The text was updated successfully, but these errors were encountered:

chazsconi · 2018-05-07T10:19:32Z

@obmarg any further ideas on how to solve this? My current preference is option (2) above.

obmarg · 2018-05-07T13:49:09Z

@chazsconi do you have any code that can reproduce this situation? I'd like to investigate a little before deciding on a solution.

chazsconi · 2018-05-07T18:23:15Z

@obmarg I will try to reproduce this with a test, however the scenario in which I saw it happen was after over 48 hours of no events being received by the watcher, so it might not be simple.

After seeing this ticket, I think the resource version getting too old is a normal behaviour.

kubernetes/kubernetes#55230

obmarg · 2018-05-07T19:38:34Z

@chazsconi Yeah, I agree it seems like a normal thing to happen. Definitely something Kazan should do something about. Since it seems to happen in response to other things changing in the database, I was hoping there'd be a simple way to induce the issue by just changing tons of un-watched resources. Though I guess it depends precisely what changes need to be made in order to induce the issue.

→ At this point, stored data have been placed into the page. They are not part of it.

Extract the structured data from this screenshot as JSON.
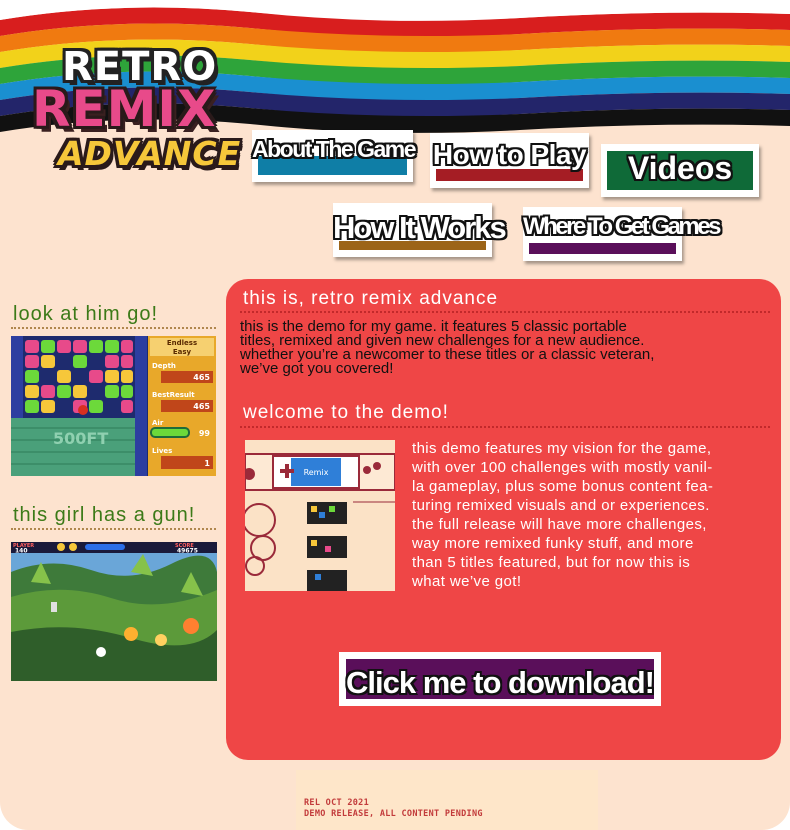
{
  "logo": {
    "line1": "RETRO",
    "line2": "REMIX",
    "line3": "ADVANCE"
  },
  "nav": [
    {
      "label": "About The Game",
      "color": "#0f7ea6"
    },
    {
      "label": "How to Play",
      "color": "#a51d24"
    },
    {
      "label": "Videos",
      "color": "#0f6a38"
    },
    {
      "label": "How It Works",
      "color": "#9c6418"
    },
    {
      "label": "Where To Get Games",
      "color": "#5a0f5a"
    }
  ],
  "sidebar": {
    "panel1": {
      "title": "look at him go!",
      "game": {
        "mode_top": "Endless",
        "mode": "Easy",
        "depth_label": "Depth",
        "depth_value": "465",
        "best_label": "BestResult",
        "best_value": "465",
        "air_label": "Air",
        "air_value": "99",
        "lives_label": "Lives",
        "lives_value": "1",
        "overlay": "500FT"
      }
    },
    "panel2": {
      "title": "this girl has a gun!",
      "game": {
        "player_label": "PLAYER",
        "player_value": "140",
        "score_label": "SCORE",
        "score_value": "49675"
      }
    }
  },
  "main": {
    "heading1": "this is, retro remix advance",
    "intro": [
      "this is the demo for my game. it features 5 classic portable",
      "titles, remixed and given new challenges for a new audience.",
      "whether you’re a newcomer to these titles or a classic veteran,",
      "we’ve got you covered!"
    ],
    "heading2": "welcome to the demo!",
    "demo_image_label": "Remix",
    "demo_text": [
      "this demo features my vision for the game,",
      "with over 100 challenges with mostly vanil-",
      "la gameplay, plus some bonus content fea-",
      "turing remixed visuals and or experiences.",
      "the full release will have more challenges,",
      "way more remixed funky stuff, and more",
      "than 5 titles featured, but for now this is",
      "what we’ve got!"
    ],
    "download_label": "Click me to download!"
  },
  "footer": {
    "line1": "REL OCT 2021",
    "line2": "DEMO RELEASE, ALL CONTENT PENDING"
  },
  "colors": {
    "background": "#fde3cf",
    "main_panel": "#ef4646",
    "accent_green": "#3c7a18",
    "download_bg": "#5a0f5a"
  }
}
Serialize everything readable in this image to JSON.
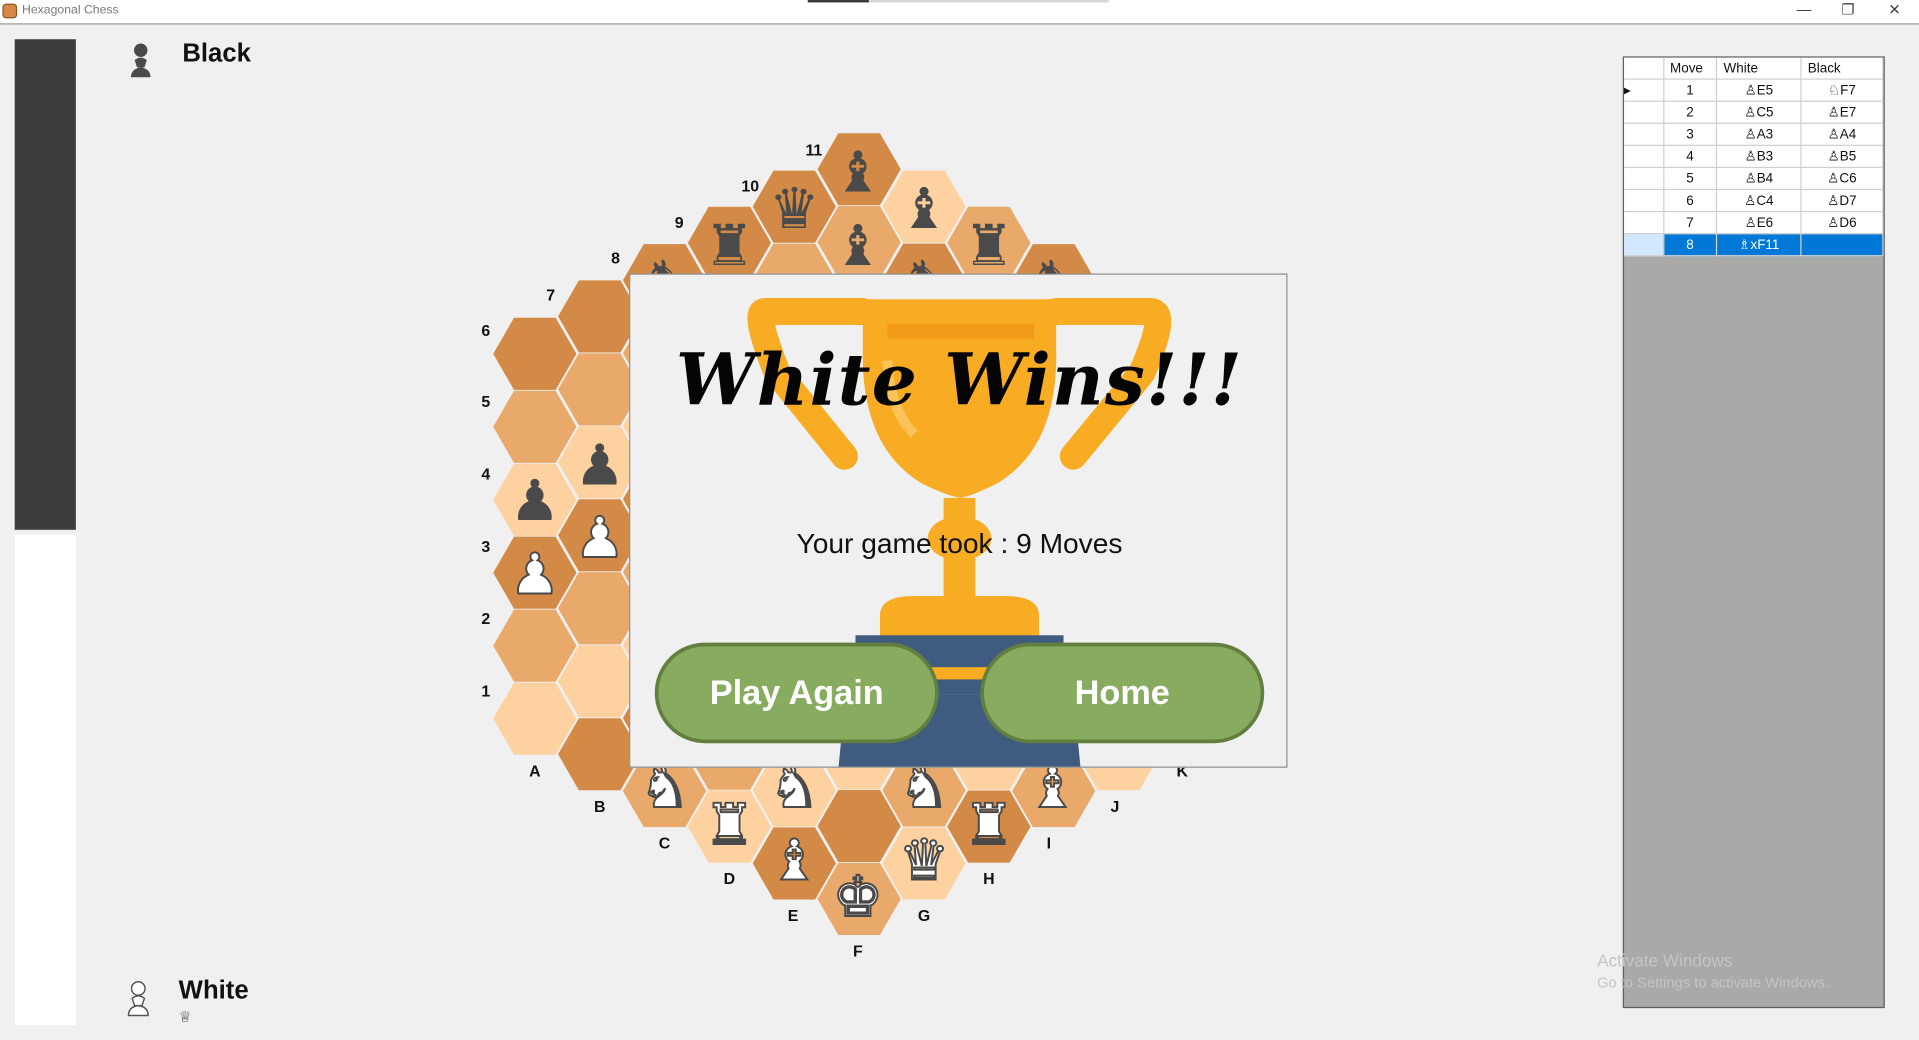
{
  "window": {
    "title": "Hexagonal Chess",
    "minimize": "—",
    "maximize": "❐",
    "close": "✕"
  },
  "players": {
    "black": {
      "name": "Black",
      "icon": "black-pawn-icon"
    },
    "white": {
      "name": "White",
      "icon": "white-pawn-icon",
      "captured": "♕"
    }
  },
  "board": {
    "file_labels": [
      "A",
      "B",
      "C",
      "D",
      "E",
      "F",
      "G",
      "H",
      "I",
      "J",
      "K"
    ],
    "rank_labels": [
      "1",
      "2",
      "3",
      "4",
      "5",
      "6",
      "7",
      "8",
      "9",
      "10",
      "11"
    ],
    "colors": {
      "light": "#fdd1a0",
      "mid": "#e8a96b",
      "dark": "#d28a46",
      "piece_dark": "#4a4a4a",
      "piece_light": "#ffffff"
    }
  },
  "moves": {
    "headers": [
      "Move",
      "White",
      "Black"
    ],
    "rows": [
      {
        "n": "1",
        "white": "♙E5",
        "black": "♘F7"
      },
      {
        "n": "2",
        "white": "♙C5",
        "black": "♙E7"
      },
      {
        "n": "3",
        "white": "♙A3",
        "black": "♙A4"
      },
      {
        "n": "4",
        "white": "♙B3",
        "black": "♙B5"
      },
      {
        "n": "5",
        "white": "♙B4",
        "black": "♙C6"
      },
      {
        "n": "6",
        "white": "♙C4",
        "black": "♙D7"
      },
      {
        "n": "7",
        "white": "♙E6",
        "black": "♙D6"
      },
      {
        "n": "8",
        "white": "♗xF11",
        "black": ""
      }
    ],
    "current_row_marker": "▸",
    "selected_color": "#0078d7"
  },
  "dialog": {
    "title": "White Wins!!!",
    "game_length": "Your game took : 9 Moves",
    "play_again": "Play Again",
    "home": "Home",
    "button_color": "#88ac5f",
    "trophy_color": "#f7ac23",
    "base_color": "#3f5b80"
  },
  "watermark": {
    "line1": "Activate Windows",
    "line2": "Go to Settings to activate Windows."
  }
}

I did come across this PR that updates kubectl to handle something similar. Seems like (though I've not yet tested) if you specify a resourceVersion of "0" you'll get sent the latest resource, and then any updates to that resource. Was wondering if we could utilize this for the issue you're experiencing, though wanted to play around with the issue to see whether it made sense before suggesting...

chazsconi · 2018-05-08T09:00:43Z

@obmarg I tried to reproduce the problem by creating a watch for pod changes in a namespace and then making changes to a config map, but even after 75000 changes to the config map the problem did not occur on the watch.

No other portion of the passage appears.